La carte publiée par Our World in Data, sur la base des données 2025 de l'Organisation des Nations Unies pour l'alimentation et l'agriculture (FAO), met en lumière une évolution contrastée de la couverture forestière mondiale. Elle illustre le changement annuel net des surfaces forestières, résultat de la différence entre la reforestation (naturelle ou artificielle) et la déforestation.
À l'échelle mondiale, le constat est sans appel : si certains pays enregistrent des gains nets significatifs de surfaces forestières, d'autres continuent de perdre leurs forêts à un rythme préoccupant, traduisant une fracture écologique majeure entre régions.
Des gains forestiers concentrés en Eurasie et dans certaines économies développées
Selon la carte, la Russie et la Chine apparaissent comme les pays affichant les plus fortes augmentations nettes de surfaces forestières, avec des gains dépassant les 200 000 à 300 000 hectares par an. Ces résultats s'expliquent notamment par des politiques de reboisement à grande échelle, une régénération naturelle sur de vastes territoires et, dans certains cas, une pression agricole moindre.

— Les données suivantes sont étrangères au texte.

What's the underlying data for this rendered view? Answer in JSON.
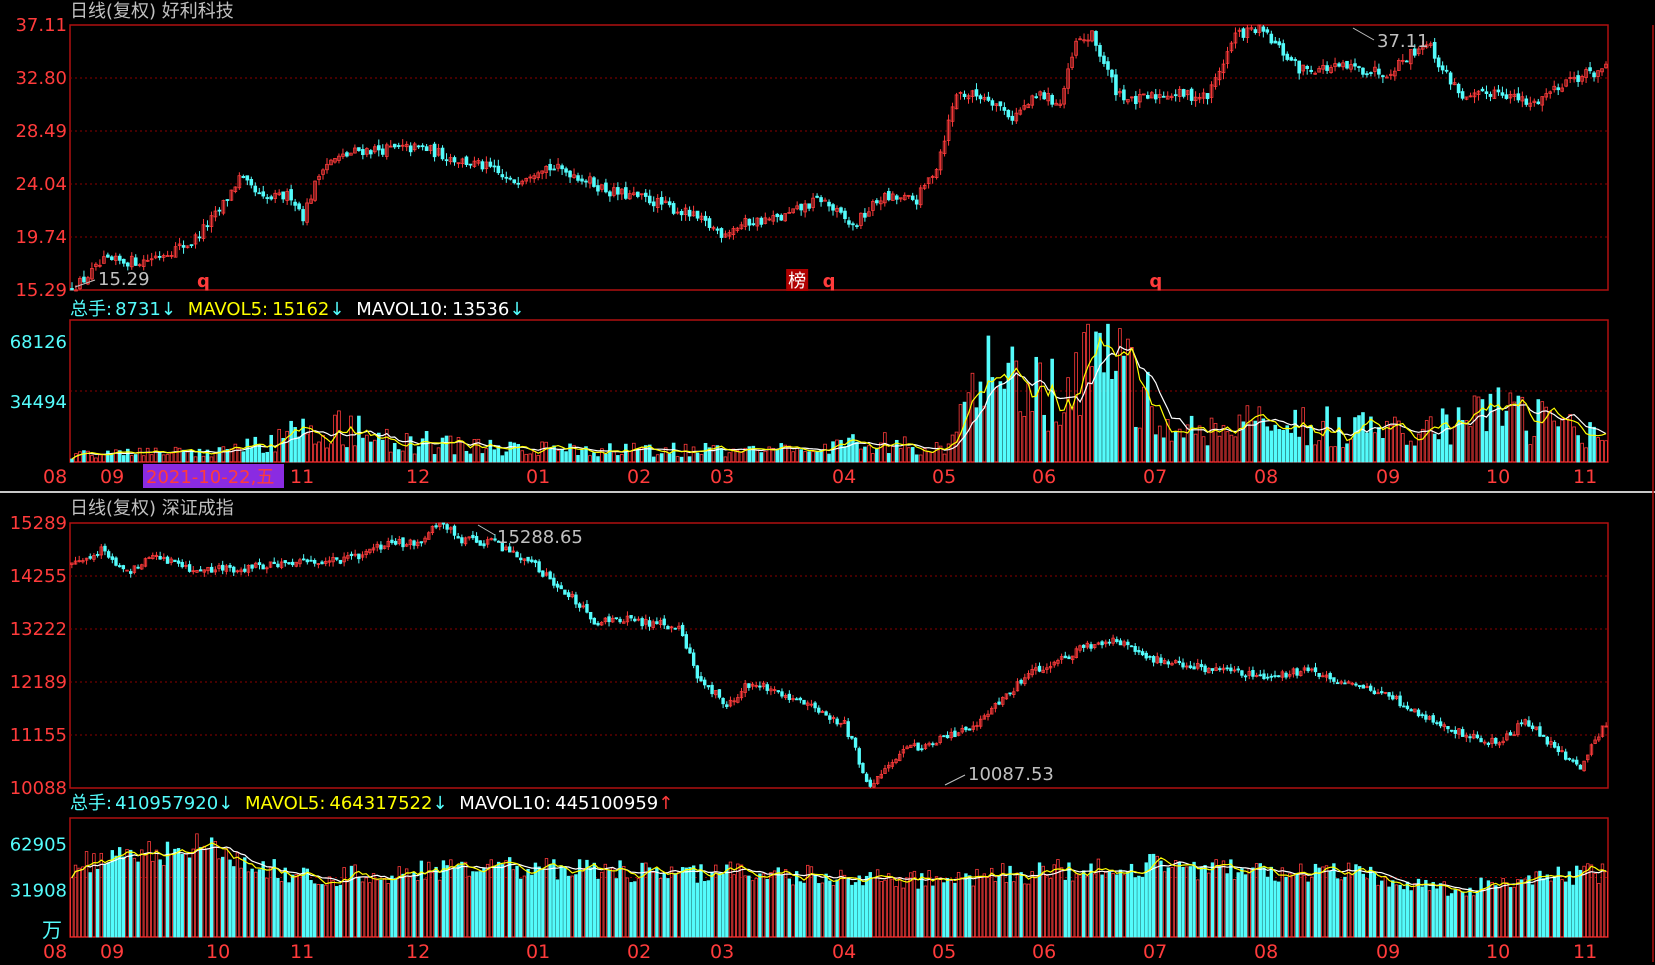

D'autres régions, notamment en Europe, en Australie et dans certaines parties de l'Asie, montrent également une stabilisation ou une légère progression de leurs surfaces forestières, traduisant des politiques environnementales plus structurées ou une transition économique impliquant la pression sur les terres.
L'Amérique latine et l'Afrique centrale parmi les zones les plus touchées
À l'inverse, la carte révèle des pertes nettes importantes de forêts en Amérique du Sud, particulièrement au Brésil, où la déforestation continue d'affecter l'Amazonie, malgré les engagements internationaux. Certaines zones présentent des pertes supérieures à 200 000 hectares par an, liées à l'expansion agricole, à l'élevage et à l'exploitation illégale du bois.
En Afrique, plusieurs pays d'Afrique centrale et orientale apparaissent également en rouge ou orange, indiquant une régression notable du couvert forestier. Cette tendance est souvent associée à la pression démographique, à l'agriculture de subsistance, à l'exploitation minière et à l'insuffisance des mécanismes de protection efficaces.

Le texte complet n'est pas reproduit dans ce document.